Automated heap assertion in CI (Node.js / Puppeteer):

// Use-case: Puppeteer-based heap regression test — run in CI after each build.
// Fails the test suite if a route change leaks more than the threshold.
import puppeteer from 'puppeteer';

const LEAK_THRESHOLD_BYTES = 2 * 1024 * 1024; // 2 MB — adjust to your baseline

async function assertNoHeapGrowthOnRouteChange(url) {
  const browser = await puppeteer.launch({
    args: ['--enable-precise-memory-info'], // byte-accurate heap reporting
  });
  const page = await browser.newPage();
  await page.goto(url);

  const client = await page.target().createCDPSession();

  // Force GC before capturing the baseline to flush transient allocations.
  await client.send('HeapProfiler.collectGarbage');
  const { usedSize: before } = (await client.send('Runtime.getHeapUsage'));

  // Simulate the interaction under test.
  await page.click('[data-testid="open-modal"]');
  await page.click('[data-testid="close-modal"]');
  await client.send('HeapProfiler.collectGarbage'); // force collection post-interaction

  const { usedSize: after } = (await client.send('Runtime.getHeapUsage'));
  const delta = after - before;

  await browser.close();

  if (delta > LEAK_THRESHOLD_BYTES) {
    throw new Error(
      `Heap grew by ${(delta / 1024 / 1024).toFixed(2)} MB — exceeds ${LEAK_THRESHOLD_BYTES / 1024 / 1024} MB threshold`
    );
  }
}

ESLint rule to catch missing listener cleanup at authoring time:

Add eslint-plugin-react-hooks (for React projects) and enable the exhaustive-deps rule. For vanilla JS, use eslint-plugin-no-jquery or a custom rule that flags addEventListener calls not paired with a corresponding removeEventListener or AbortController signal in the same function scope.


FAQ

Why are my allocation timelines empty or missing stack traces?
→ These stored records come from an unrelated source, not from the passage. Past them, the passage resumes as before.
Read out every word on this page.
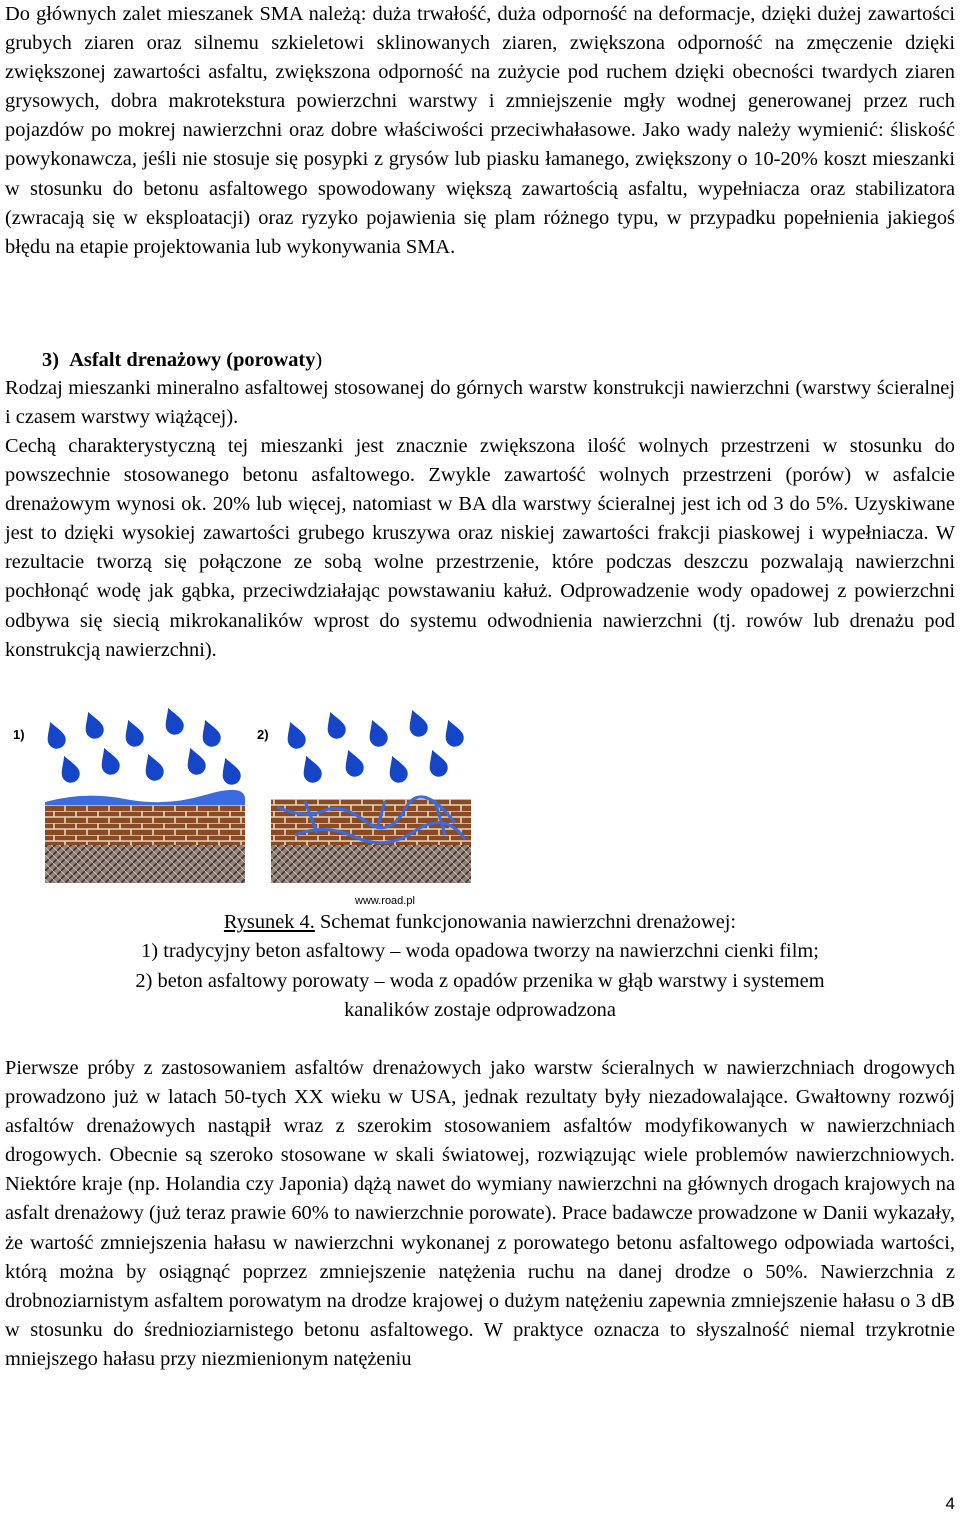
Do głównych zalet mieszanek SMA należą: duża trwałość, duża odporność na deformacje, dzięki dużej zawartości grubych ziaren oraz silnemu szkieletowi sklinowanych ziaren, zwiększona odporność na zmęczenie dzięki zwiększonej zawartości asfaltu, zwiększona odporność na zużycie pod ruchem dzięki obecności twardych ziaren grysowych, dobra makrotekstura powierzchni warstwy i zmniejszenie mgły wodnej generowanej przez ruch pojazdów po mokrej nawierzchni oraz dobre właściwości przeciwhałasowe. Jako wady należy wymienić: śliskość powykonawcza, jeśli nie stosuje się posypki z grysów lub piasku łamanego, zwiększony o 10-20% koszt mieszanki w stosunku do betonu asfaltowego spowodowany większą zawartością asfaltu, wypełniacza oraz stabilizatora (zwracają się w eksploatacji) oraz ryzyko pojawienia się plam różnego typu, w przypadku popełnienia jakiegoś błędu na etapie projektowania lub wykonywania SMA.

3) Asfalt drenażowy (porowaty)

Rodzaj mieszanki mineralno asfaltowej stosowanej do górnych warstw konstrukcji nawierzchni (warstwy ścieralnej i czasem warstwy wiążącej).

Cechą charakterystyczną tej mieszanki jest znacznie zwiększona ilość wolnych przestrzeni w stosunku do powszechnie stosowanego betonu asfaltowego. Zwykle zawartość wolnych przestrzeni (porów) w asfalcie drenażowym wynosi ok. 20% lub więcej, natomiast w BA dla warstwy ścieralnej jest ich od 3 do 5%. Uzyskiwane jest to dzięki wysokiej zawartości grubego kruszywa oraz niskiej zawartości frakcji piaskowej i wypełniacza. W rezultacie tworzą się połączone ze sobą wolne przestrzenie, które podczas deszczu pozwalają nawierzchni pochłonąć wodę jak gąbka, przeciwdziałając powstawaniu kałuż. Odprowadzenie wody opadowej z powierzchni odbywa się siecią mikrokanalików wprost do systemu odwodnienia nawierzchni (tj. rowów lub drenażu pod konstrukcją nawierzchni).

1)	2)
www.road.pl
Rysunek 4. Schemat funkcjonowania nawierzchni drenażowej:
1) tradycyjny beton asfaltowy – woda opadowa tworzy na nawierzchni cienki film;
2) beton asfaltowy porowaty – woda z opadów przenika w głąb warstwy i systemem
kanalików zostaje odprowadzona

Pierwsze próby z zastosowaniem asfaltów drenażowych jako warstw ścieralnych w nawierzchniach drogowych prowadzono już w latach 50-tych XX wieku w USA, jednak rezultaty były niezadowalające. Gwałtowny rozwój asfaltów drenażowych nastąpił wraz z szerokim stosowaniem asfaltów modyfikowanych w nawierzchniach drogowych. Obecnie są szeroko stosowane w skali światowej, rozwiązując wiele problemów nawierzchniowych. Niektóre kraje (np. Holandia czy Japonia) dążą nawet do wymiany nawierzchni na głównych drogach krajowych na asfalt drenażowy (już teraz prawie 60% to nawierzchnie porowate). Prace badawcze prowadzone w Danii wykazały, że wartość zmniejszenia hałasu w nawierzchni wykonanej z porowatego betonu asfaltowego odpowiada wartości, którą można by osiągnąć poprzez zmniejszenie natężenia ruchu na danej drodze o 50%. Nawierzchnia z drobnoziarnistym asfaltem porowatym na drodze krajowej o dużym natężeniu zapewnia zmniejszenie hałasu o 3 dB w stosunku do średnioziarnistego betonu asfaltowego. W praktyce oznacza to słyszalność niemal trzykrotnie mniejszego hałasu przy niezmienionym natężeniu

4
Ensure Allocation instrumentation on timeline is selected in the Memory panel — not Heap snapshot and not Allocation sampling. Open Memory panel settings and confirm Record allocation stacks is checked. Verify source maps load by checking DevTools → Sources → Page: minified filenames without .map equivalents mean stacks will show compiled column offsets rather than readable function names. V8 escape analysis can eliminate allocations entirely from the timeline; run Chrome with --js-flags="--no-opt" in development to disable JIT optimisations that mask allocation sites (this severely impacts runtime performance — do not use in production).

How do I distinguish a real leak from expected cache growth?

Expected caches exhibit bounded growth with periodic eviction. Their blue bars plateau after the initial warm-up cycle and occasionally shrink when the cache evicts entries. Memory leaks grow linearly or exponentially with no plateau and no shrink events. Measure retained size across five identical cycles: variance ≤ 2% indicates a bounded cache; variance > 10% confirms a leak. You can also inspect the stack trace of the growing constructor — if it traces to a cache.set() or WeakMap.set() call with a corresponding cache.delete() or TTL eviction elsewhere, it is intentional.

What V8 launch flags improve timeline accuracy during debugging?

Launch Chrome with --js-flags="--trace-gc" to emit explicit GC events alongside allocation data, making it easy to correlate GC pauses with heap growth. Add --enable-precise-memory-info for byte-accurate heap size reporting (without it, performance.memory.usedJSHeapSize is quantised for fingerprinting resistance). Use --js-flags="--no-opt" only when you specifically need to see allocations the JIT would otherwise optimise away — it makes the application run 3–10x slower and is unsuitable for any performance measurement other than allocation site discovery.